Musically, of course, but also any movies/books/art or anything else you draw inspiration from…

BK: David Bowie’s Berlin years have really been inspiring me lately. Ditching the drugs and committing to life without becoming some cheesy fake positive type is like the ultimate goal for me. I like a lot of cultural history stuff-  i’m reading a book called “Black Rednecks and White Liberals” its about how black and white culture are intertwined in the US. Like most Americans, I grew up around this and have always been very interested in and surrounded by black culture. 

RT: Every time i listen to the album i find a new favorite, right now it’s “Puppy”.

While i’d love to discuss every track, i won’t ask that of you, but could you give some insight into that one in particular?

BK: “Puppy” started as a song to do live to give the set a little boost in energy. I freestyled the words til it became that song. That song is meant to be kind of like a purely nihilistic half-formed anthem of childish self destruction.

RT: Do any of you make music or art in other projects? 

If so, could you fill us in? 

BK: We are all-in on WHITE RING. We have another project we are working on boundmfg.com – the site is live now and has WHITE RING records and merch for now.
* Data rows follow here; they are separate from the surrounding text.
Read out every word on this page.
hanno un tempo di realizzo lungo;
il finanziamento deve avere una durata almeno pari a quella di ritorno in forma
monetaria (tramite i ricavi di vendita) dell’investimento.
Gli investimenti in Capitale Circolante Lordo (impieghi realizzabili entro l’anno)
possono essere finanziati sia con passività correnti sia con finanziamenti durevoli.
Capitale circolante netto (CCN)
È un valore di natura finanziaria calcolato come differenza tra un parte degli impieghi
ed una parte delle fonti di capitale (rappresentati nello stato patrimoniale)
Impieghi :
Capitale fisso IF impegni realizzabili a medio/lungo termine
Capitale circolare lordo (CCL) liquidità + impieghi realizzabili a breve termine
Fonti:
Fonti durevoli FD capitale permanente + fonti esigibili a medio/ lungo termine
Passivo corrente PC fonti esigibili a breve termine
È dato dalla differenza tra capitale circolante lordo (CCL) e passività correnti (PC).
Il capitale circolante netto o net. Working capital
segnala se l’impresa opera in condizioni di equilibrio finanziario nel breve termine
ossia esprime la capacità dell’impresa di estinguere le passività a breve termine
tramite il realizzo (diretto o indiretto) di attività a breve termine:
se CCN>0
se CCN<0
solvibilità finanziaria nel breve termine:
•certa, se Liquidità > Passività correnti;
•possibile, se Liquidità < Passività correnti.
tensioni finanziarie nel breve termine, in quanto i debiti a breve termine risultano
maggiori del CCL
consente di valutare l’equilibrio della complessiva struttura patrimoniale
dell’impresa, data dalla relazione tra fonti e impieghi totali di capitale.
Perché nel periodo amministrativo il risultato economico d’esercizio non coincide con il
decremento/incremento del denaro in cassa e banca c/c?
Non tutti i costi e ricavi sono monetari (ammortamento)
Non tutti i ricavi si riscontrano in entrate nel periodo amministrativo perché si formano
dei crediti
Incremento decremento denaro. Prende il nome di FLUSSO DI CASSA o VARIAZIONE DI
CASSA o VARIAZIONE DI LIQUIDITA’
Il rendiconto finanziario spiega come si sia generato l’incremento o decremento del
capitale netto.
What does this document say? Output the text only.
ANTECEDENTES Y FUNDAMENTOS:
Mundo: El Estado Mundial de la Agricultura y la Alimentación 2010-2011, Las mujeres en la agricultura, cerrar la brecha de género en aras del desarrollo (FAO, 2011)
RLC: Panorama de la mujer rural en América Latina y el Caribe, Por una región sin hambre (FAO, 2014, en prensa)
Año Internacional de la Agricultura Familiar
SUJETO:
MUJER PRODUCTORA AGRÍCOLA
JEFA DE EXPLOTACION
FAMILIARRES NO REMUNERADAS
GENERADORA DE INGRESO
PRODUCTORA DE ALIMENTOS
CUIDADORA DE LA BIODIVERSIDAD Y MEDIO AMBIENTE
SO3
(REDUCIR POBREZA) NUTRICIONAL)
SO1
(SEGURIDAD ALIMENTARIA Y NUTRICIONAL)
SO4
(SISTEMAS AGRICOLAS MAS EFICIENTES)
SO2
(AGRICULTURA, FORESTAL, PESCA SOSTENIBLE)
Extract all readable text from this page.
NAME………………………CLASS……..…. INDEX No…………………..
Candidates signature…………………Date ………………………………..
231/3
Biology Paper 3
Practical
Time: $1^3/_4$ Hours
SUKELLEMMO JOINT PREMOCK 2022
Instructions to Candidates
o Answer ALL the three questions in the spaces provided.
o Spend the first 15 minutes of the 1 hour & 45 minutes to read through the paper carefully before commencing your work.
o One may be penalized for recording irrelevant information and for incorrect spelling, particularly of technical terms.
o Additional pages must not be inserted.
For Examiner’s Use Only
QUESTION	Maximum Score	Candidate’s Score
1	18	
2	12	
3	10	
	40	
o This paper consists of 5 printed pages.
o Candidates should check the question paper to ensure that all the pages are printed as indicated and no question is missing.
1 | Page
RT: Any other plans for the future you’d like to share? 

BK: We just started recording our next LP “Show Me Heaven”. We have a mixtape “Chaind vol. 2” and a new single coming out on our record label Rocket Girls 20th Anniversary compilation with a bunch of people I never thought we would be on a release with. 

RT: ok last one, I know you’re Twin Peaks fans, and I love the subtle nod to the music in “Do U Love Me 2?”, so if WHITE RING were in that universe, would you be playing at:

 1) the Roadhouse/Bang Bang Bar in Twin Peaks,

 2) The Pride & The Glory, sleazy Canadian bar, featured in Fire Walk With Me, or

 3) Elk Point’s #9 Bar, where Sarah Palmer removed her face & killed that dude in The Return.

(say what you will, but i bet #9 bar has a sick house PA hiding in there) 

BK: I would probably setup some type of Woodstock 99 situation on Leo’s property.